Artikel 2 Redenen briefadres

Redenen voor de aangifte van een briefadres zijn:

  • 1.

    het ontbreken van een woonadres vanwege:

    • a.

      dak- of thuisloosheid;

    • b.

      korte overbrugging tussen twee woonadressen (minder dan zes maanden);

    • c.

      de uitoefening van een ambulant beroep;

    • d.

      kort verblijf in het buitenland: korter dan twee derden van een jaar;

    • e.

      korter dan 2 jaar verblijf in het buitenland en varend op een schip dat de thuishaven in Nederland heeft;

  • 2.

    verblijf in een instelling voor mannen- of vrouwenopvang (blijf-van-mijn-lijf-huizen);

  • 3.

    verblijf in een instelling als bedoeld in artikel 67 lid 3 en 4 van de Wet GBA.

Artikel 3 Algemene voorwaarden

  • 1.

    Bij de opgave van redenen als bedoeld in artikel 2, kan om benodigde stukken worden gevraagd.

  • 2.

    Voor het houden van een briefadres gaat een onderzoek vooraf, als de reden voor het briefadres één van de redenen is zoals genoemd in artikel 2, eerste lid.

  • 3.

    Een onderzoek als bedoeld in het tweede lid bestaat uit een uitnodiging aan betrokkene om zijn verzoek in persoon toe te lichten, het invullen van een vragenlijst en het overleggen van bewijsstukken.

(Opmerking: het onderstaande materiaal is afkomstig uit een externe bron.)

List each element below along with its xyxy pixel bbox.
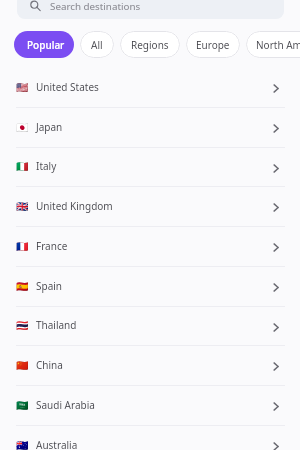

Artikel 4 Bijzondere voorwaarden
  • 1.

    De aangifte wordt gedaan in de gemeente waar het briefadres zich bevindt.

  • 2.

    De aanvrager is verplicht om bij de aangifte tot briefadres alle benodigde stukken te overleggen.

  • 3.

    Onder benodigde stukken als bedoeld in het tweede lid wordt in ieder geval verstaan:

    • a.

      een geldig identiteitsbewijs;

    • b.

      de schriftelijke verklaring van de aanvrager inhoudende de reden voor de aangifte alsmede de te verwachten periode dat het briefadres noodzakelijk is;

    • c.

      een kopie van een geldig identiteitsbewijs en een schriftelijke verklaring van instemming van degene bij wie het briefadres wordt gehouden;

    • d.

      een ingevulde en ondertekende vragenlijst briefadres, als het briefadres gevraagd wordt op grond van artikel 2, eerste lid, sub a t/m e.

  • 4.

    De briefadresgever die als ingezetene in de GBA ingeschreven staat, kan maximaal aan twee gezinshuishoudens of twee alleenstaanden een briefadres geven.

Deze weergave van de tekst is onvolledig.